Intriguingly, our data suggest that patients with diabetes are less likely to develop LS, a previously unreported finding. It should be noted that 10.2% of our cohort had diabetes compared to 3.9% and 4.1% in similar studies [
13,
15]. Nine of 13 diabetic patients in our cohort took metformin (the one diabetic patient with LS also took metformin). This drug has been suggested to have anti-inflammatory and anti-oxidant neuroprotective effects in mouse models of MS [
25,
26], whilst a significant anti-inflammatory effect of metformin and pioglitazone has also been shown in patients with MS and metabolic syndrome [
27]. However, more investigation would be needed to ascertain whether these benefits are also seen in radiation-induced demyelination.
Lastly, patients with LS were significantly more likely to have had unilateral neck radiation.
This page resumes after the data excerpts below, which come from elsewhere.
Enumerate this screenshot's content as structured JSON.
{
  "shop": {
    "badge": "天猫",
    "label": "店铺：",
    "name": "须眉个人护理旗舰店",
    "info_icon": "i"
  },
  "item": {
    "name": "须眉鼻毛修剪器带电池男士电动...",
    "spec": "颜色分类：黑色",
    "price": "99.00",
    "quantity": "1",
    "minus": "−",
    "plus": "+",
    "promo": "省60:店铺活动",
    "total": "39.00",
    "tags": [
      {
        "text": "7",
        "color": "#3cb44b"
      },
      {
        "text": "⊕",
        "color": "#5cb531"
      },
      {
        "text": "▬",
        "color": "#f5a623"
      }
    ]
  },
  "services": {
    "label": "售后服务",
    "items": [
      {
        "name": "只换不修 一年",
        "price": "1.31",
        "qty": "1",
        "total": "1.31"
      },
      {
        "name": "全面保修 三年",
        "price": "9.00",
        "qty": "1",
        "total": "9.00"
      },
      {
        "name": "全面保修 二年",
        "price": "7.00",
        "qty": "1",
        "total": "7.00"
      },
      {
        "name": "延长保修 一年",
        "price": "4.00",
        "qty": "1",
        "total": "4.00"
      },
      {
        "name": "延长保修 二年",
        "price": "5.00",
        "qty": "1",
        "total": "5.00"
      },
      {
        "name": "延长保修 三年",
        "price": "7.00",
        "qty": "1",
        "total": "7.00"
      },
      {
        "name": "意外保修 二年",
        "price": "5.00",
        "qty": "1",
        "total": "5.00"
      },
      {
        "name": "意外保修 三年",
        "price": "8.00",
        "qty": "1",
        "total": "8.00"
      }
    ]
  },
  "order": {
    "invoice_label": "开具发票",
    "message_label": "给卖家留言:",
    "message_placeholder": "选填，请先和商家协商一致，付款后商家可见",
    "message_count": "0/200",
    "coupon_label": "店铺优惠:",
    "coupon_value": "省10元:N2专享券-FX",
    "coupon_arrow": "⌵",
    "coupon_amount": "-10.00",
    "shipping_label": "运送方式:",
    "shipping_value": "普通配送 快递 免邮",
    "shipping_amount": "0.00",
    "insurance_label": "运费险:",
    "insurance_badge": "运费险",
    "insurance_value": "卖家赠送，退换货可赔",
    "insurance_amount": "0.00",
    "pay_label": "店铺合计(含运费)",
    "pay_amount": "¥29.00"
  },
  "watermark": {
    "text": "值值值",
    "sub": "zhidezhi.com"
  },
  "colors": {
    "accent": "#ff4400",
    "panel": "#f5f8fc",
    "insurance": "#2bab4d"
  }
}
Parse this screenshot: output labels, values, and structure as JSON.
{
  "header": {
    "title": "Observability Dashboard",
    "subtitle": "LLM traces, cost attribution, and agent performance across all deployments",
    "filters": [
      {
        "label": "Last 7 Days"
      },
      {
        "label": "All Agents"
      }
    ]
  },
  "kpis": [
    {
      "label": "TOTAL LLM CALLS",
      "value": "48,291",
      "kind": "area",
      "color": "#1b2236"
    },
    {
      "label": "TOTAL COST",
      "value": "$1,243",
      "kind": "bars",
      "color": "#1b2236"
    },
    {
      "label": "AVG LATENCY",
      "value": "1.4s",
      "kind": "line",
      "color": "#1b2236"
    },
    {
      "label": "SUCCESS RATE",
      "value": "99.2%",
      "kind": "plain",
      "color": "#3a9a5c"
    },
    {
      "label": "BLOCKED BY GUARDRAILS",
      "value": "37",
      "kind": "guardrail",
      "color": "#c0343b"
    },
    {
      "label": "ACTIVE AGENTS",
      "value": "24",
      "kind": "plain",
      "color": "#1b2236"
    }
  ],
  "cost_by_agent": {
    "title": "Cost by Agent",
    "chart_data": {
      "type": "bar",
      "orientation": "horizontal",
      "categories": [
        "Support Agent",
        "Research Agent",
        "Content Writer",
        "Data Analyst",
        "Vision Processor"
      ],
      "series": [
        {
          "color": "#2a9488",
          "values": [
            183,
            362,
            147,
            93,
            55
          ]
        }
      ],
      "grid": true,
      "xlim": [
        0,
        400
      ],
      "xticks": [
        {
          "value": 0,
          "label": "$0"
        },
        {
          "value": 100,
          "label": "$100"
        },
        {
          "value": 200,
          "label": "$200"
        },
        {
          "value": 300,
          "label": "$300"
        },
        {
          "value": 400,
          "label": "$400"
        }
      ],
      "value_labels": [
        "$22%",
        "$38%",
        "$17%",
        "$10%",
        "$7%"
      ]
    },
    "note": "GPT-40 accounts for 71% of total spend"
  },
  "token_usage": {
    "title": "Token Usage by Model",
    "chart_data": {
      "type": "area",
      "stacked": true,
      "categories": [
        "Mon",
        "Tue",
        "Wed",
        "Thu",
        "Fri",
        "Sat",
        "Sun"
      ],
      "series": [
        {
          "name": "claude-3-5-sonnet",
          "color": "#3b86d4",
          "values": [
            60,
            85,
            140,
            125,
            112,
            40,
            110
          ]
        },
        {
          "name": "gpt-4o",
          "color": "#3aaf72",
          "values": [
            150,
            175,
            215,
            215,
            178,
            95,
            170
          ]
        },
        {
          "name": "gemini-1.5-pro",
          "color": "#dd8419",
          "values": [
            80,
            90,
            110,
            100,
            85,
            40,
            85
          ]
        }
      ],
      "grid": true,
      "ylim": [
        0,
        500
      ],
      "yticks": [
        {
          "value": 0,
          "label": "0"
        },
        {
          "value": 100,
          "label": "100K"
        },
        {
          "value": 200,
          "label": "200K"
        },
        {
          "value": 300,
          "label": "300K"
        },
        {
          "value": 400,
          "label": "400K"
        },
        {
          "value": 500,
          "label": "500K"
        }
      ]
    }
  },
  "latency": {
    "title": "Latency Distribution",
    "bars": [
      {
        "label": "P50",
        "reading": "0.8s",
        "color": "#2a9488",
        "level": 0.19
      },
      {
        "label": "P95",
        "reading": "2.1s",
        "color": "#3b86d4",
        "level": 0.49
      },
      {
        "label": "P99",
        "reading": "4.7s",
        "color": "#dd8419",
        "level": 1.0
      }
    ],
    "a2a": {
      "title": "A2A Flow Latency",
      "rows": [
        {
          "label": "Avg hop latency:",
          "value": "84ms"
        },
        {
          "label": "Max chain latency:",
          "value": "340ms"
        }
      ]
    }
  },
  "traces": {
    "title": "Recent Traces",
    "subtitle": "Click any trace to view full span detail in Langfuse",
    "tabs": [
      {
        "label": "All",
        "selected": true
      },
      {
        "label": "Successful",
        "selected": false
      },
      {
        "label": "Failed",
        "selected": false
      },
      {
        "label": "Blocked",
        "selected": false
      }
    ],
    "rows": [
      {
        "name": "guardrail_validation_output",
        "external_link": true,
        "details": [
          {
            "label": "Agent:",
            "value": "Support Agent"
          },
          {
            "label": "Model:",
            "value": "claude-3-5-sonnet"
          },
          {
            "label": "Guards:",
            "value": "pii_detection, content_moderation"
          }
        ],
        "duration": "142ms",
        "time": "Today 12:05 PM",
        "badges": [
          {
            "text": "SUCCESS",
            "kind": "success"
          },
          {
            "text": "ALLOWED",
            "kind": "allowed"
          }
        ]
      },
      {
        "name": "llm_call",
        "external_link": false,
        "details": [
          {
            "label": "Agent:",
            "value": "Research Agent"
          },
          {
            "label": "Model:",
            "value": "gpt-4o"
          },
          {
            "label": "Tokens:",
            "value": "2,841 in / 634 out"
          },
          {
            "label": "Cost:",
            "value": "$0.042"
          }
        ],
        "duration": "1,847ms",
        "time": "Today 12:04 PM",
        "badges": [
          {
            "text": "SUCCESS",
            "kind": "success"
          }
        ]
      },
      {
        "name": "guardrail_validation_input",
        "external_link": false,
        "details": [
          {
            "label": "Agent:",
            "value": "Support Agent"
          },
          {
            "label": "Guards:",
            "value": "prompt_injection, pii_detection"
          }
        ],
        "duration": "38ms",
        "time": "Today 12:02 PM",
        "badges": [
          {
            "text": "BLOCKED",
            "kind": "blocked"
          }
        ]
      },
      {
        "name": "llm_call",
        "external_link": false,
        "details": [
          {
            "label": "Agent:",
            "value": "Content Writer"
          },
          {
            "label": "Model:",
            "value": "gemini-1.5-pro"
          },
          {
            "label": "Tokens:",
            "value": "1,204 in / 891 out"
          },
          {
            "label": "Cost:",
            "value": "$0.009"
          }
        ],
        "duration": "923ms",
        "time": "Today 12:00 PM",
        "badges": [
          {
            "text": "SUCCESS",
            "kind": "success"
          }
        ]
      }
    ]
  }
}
A ‘bath and shower’ effect, whereby radiation tolerance is reduced if an area of high dose is surrounded by an area of low dose, was first demonstrated in rat spinal cords [
16,
28]. It is hypothesised that low dose radiation prevents oligodendrocyte migration to repair damage, and can alter gene expression [
29,
30]. This effect was sought, but not found in a previous clinical study [
13]. However, Ko and colleagues observed LS exclusively in patients that received unilateral radiotherapy (5 of 33 patients), and suggest that axial dose inhomogeneity may contribute to the development of LS [
12]. Other authors postulate that anterior-posterior dose gradients may be significant because of spinothalamic tract damage [
31].
In addition to a relationship between unilateral neck irradiation and LS, we also found that unilateral neck treatment plans had much more inhomogeneous SC dosimetry. Although this inhomogeneity was not an independent risk factor for LS in the multi-variate model, this may be due to the close association with treatment laterality, and the possibility of diluted statistical power within the model. Our interpretation of these data are as follows; firstly, to corroborate previous findings of higher LS risk in patients undergoing unilateral neck treatment, secondly to suggest that inhomogeneous SC dose distributions may be a mechanistic factor in this effect, and finally that a paradoxically rising incidence of LS may in part be due to the greater SC dose inhomogeneity that IMRT confers. It is clear however that understanding of neurological response to complex dose distributions is incomplete.